Le ministère iranien des Affaires étrangères a exhorté vendredi les deux parties à "s'abstenir" de toute action aggravant le conflit. La présidente du Comité international de la Croix-Rouge (CICR), Mirjana Spoljaric, a appelé à la "désescalade".
En réponse aux bombardements nocturnes, les autorités talibanes ont annoncé vendredi de nouvelles frappes à "grande échelle contre des positions" pakistanaises.
- Poste-frontière -
Jeudi, l'armée afghane avait lancé des "attaques massives" à la frontière, en riposte à des bombardements pakistanais le week-end dernier.
Islamabad avait assuré vouloir viser des camps "terroristes" en réponse à des attentats-suicides au Pakistan. Selon une source sécuritaire pakistanaise, "plus de 80" membres de groupes armés ont été tués dans ces bombardements.
Le ministère afghan de la Défense a indiqué que huit de ses soldats avaient été tués lors de l'offensive terrestre de jeudi.
Un porte-parole du Premier ministre pakistanais a déclaré vendredi soir que 297 talibans et militants afghans avaient été tués et que 29 sites en Afghanistan avaient été ciblés par des frappes aériennes. Le porte-parole, Mosharraf Zaidi, n'a pas précisé le nombre de soldats pakistanais tués, Islamabad ayant précédemment annoncé 12 morts.
Il est difficile de vérifier de manière indépendante les bilans des pertes annoncés par chacune des parties.
- Offres de médiation -
Selon la mission de l'ONU en Afghanistan, les bombardements du week-end dernier ont tué au moins 13 civils. Pour sa part, le gouvernement taliban a affirmé qu'au moins 18 personnes avaient péri.

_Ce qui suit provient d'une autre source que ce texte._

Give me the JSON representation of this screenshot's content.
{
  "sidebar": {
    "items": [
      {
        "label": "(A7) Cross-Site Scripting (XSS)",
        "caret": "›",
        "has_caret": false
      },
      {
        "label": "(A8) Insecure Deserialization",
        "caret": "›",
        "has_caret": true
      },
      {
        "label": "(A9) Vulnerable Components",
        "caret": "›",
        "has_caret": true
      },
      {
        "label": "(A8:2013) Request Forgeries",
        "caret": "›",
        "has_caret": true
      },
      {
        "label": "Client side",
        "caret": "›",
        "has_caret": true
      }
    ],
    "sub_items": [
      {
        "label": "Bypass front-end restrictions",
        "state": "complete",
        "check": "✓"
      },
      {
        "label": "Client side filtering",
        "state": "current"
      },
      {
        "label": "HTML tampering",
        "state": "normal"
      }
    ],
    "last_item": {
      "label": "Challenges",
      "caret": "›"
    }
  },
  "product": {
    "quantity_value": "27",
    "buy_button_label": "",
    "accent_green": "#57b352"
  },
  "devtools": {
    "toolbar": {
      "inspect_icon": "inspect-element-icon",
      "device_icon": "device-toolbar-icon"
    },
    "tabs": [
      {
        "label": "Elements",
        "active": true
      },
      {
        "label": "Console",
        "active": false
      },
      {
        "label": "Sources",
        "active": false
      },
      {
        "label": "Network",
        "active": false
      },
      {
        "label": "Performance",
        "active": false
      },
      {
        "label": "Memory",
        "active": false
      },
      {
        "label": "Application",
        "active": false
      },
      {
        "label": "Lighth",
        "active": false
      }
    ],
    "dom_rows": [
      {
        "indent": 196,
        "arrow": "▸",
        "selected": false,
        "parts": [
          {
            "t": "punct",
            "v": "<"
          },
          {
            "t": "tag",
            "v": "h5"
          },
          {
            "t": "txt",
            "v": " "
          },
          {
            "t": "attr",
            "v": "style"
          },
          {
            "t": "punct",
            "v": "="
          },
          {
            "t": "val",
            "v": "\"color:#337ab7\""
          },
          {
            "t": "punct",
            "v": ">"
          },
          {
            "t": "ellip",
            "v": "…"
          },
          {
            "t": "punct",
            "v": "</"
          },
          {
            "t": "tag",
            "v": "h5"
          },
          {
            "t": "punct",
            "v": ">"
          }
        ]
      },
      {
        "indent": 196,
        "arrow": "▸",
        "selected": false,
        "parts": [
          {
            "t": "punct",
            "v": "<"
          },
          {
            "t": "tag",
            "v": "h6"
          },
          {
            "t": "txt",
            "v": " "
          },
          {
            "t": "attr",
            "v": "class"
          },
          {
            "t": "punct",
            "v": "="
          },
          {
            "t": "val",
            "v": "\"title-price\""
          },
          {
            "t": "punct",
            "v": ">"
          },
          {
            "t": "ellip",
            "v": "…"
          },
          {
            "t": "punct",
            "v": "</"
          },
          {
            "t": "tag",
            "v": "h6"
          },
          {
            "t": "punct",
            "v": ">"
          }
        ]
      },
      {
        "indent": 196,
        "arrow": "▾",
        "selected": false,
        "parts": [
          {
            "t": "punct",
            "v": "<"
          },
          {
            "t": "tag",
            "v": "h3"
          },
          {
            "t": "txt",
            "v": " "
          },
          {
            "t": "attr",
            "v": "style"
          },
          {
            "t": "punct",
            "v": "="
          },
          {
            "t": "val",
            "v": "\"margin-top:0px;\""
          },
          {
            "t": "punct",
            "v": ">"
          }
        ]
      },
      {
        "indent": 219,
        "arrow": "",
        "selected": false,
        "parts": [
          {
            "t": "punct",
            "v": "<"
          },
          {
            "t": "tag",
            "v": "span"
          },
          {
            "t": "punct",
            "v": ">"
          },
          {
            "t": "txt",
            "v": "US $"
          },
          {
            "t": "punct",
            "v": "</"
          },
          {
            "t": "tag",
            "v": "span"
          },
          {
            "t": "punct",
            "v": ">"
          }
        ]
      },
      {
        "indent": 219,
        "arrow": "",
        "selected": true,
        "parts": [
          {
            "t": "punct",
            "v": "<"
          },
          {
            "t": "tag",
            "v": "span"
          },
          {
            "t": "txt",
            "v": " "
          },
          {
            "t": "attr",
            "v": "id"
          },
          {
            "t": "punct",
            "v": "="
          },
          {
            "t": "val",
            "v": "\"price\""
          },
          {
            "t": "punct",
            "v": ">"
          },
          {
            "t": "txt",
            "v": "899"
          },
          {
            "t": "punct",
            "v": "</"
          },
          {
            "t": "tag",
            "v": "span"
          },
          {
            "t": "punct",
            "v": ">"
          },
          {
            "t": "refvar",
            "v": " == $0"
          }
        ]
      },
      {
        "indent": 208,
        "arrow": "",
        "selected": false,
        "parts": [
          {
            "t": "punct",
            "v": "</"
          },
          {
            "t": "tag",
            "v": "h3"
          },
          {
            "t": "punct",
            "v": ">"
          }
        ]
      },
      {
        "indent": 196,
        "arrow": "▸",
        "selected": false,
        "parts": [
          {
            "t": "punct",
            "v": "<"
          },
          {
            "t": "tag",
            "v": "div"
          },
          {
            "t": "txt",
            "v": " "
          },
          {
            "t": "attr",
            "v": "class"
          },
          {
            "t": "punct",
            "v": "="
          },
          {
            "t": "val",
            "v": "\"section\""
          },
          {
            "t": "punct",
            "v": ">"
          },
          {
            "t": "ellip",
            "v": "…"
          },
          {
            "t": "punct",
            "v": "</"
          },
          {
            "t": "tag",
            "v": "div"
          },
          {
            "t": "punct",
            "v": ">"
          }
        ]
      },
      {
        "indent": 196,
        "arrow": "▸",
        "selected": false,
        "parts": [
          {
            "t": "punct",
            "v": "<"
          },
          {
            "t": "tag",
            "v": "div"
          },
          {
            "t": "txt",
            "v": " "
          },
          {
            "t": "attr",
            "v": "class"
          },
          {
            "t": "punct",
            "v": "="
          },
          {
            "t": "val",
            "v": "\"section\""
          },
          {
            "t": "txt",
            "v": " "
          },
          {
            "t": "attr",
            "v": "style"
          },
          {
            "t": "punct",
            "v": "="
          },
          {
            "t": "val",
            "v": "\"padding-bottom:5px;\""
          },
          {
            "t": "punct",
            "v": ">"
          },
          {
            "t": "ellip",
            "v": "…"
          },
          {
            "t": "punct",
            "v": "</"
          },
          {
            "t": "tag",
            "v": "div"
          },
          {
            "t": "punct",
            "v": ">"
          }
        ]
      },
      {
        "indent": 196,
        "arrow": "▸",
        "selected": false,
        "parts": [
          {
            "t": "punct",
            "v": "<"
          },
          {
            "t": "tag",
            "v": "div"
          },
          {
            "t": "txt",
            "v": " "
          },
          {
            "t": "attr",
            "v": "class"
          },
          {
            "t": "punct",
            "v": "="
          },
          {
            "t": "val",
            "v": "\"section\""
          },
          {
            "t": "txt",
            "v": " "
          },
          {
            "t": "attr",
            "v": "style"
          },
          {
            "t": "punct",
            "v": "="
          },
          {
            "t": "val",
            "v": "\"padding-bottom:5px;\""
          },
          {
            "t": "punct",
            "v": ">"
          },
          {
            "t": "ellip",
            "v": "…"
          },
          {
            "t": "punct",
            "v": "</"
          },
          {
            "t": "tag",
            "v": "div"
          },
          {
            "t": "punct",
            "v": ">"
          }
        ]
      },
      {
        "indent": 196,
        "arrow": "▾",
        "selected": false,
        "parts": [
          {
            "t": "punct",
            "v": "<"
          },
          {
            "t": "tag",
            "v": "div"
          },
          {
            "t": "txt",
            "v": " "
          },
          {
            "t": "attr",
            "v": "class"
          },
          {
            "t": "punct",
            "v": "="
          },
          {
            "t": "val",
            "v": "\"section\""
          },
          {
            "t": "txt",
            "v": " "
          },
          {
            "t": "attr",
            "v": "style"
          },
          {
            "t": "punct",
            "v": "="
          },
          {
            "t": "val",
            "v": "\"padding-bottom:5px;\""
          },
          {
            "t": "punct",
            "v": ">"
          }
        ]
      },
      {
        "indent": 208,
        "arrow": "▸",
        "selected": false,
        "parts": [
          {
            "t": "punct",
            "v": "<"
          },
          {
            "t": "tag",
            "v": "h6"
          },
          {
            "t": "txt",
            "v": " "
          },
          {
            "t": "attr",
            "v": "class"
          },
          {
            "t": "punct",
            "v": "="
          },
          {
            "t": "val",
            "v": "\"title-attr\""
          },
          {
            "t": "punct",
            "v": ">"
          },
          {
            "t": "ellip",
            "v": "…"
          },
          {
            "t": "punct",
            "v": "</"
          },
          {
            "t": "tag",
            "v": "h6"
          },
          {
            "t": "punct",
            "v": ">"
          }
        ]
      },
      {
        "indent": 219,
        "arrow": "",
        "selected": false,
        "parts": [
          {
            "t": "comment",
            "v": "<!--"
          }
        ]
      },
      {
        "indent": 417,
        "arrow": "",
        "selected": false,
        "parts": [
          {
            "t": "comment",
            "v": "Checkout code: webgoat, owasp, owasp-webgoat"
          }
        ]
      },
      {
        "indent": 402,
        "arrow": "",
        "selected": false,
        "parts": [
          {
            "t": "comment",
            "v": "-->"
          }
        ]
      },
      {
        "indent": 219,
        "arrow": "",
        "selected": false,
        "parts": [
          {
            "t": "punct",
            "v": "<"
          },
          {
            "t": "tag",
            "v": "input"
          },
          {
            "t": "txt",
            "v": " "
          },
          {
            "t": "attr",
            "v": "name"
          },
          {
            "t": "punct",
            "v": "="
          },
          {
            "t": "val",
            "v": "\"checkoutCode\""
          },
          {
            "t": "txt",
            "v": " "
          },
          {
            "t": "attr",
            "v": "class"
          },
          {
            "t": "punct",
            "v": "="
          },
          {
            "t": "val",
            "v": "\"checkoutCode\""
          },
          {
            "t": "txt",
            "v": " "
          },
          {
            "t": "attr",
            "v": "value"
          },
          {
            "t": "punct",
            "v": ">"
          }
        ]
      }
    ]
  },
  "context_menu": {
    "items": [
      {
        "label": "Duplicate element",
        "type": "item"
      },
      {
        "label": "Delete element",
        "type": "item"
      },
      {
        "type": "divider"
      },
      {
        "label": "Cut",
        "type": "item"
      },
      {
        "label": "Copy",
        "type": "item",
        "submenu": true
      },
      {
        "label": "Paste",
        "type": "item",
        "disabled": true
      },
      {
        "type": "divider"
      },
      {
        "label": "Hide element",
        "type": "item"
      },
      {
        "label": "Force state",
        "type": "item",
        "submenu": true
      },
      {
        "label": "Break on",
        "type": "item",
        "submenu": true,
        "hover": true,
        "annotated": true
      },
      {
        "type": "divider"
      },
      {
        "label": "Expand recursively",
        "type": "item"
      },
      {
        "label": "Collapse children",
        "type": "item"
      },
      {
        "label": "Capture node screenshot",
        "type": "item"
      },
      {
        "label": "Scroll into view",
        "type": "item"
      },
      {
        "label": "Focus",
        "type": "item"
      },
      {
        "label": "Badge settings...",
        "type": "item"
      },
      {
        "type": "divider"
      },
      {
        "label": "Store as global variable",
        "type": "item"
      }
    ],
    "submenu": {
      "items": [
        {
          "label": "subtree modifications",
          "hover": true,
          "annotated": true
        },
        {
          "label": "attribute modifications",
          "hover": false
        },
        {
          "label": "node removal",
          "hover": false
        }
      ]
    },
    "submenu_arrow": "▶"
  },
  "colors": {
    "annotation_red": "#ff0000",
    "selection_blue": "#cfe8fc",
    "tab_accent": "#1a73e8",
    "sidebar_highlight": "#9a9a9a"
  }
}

Avec ces raids nocturnes, "le Pakistan semble avoir étendu ses frappes, qui ne visent plus seulement le TTP (talibans pakistanais) mais désormais aussi le régime taliban", a observé sur X Michael Kugelman, spécialiste de l'Asie du Sud, notant une "escalade significative et dangereuse".
L'Arabie saoudite et le Qatar multiplient les contacts diplomatiques pour mettre fin aux combats, a indiqué vendredi à l'AFP une source proche des négociations.
Une brève trêve entérinée le 19 octobre avait été jugée caduque neuf jours plus tard par Islamabad qui avait accusé l'Afghanistan d'orchestrer des attentats menés par les TTP.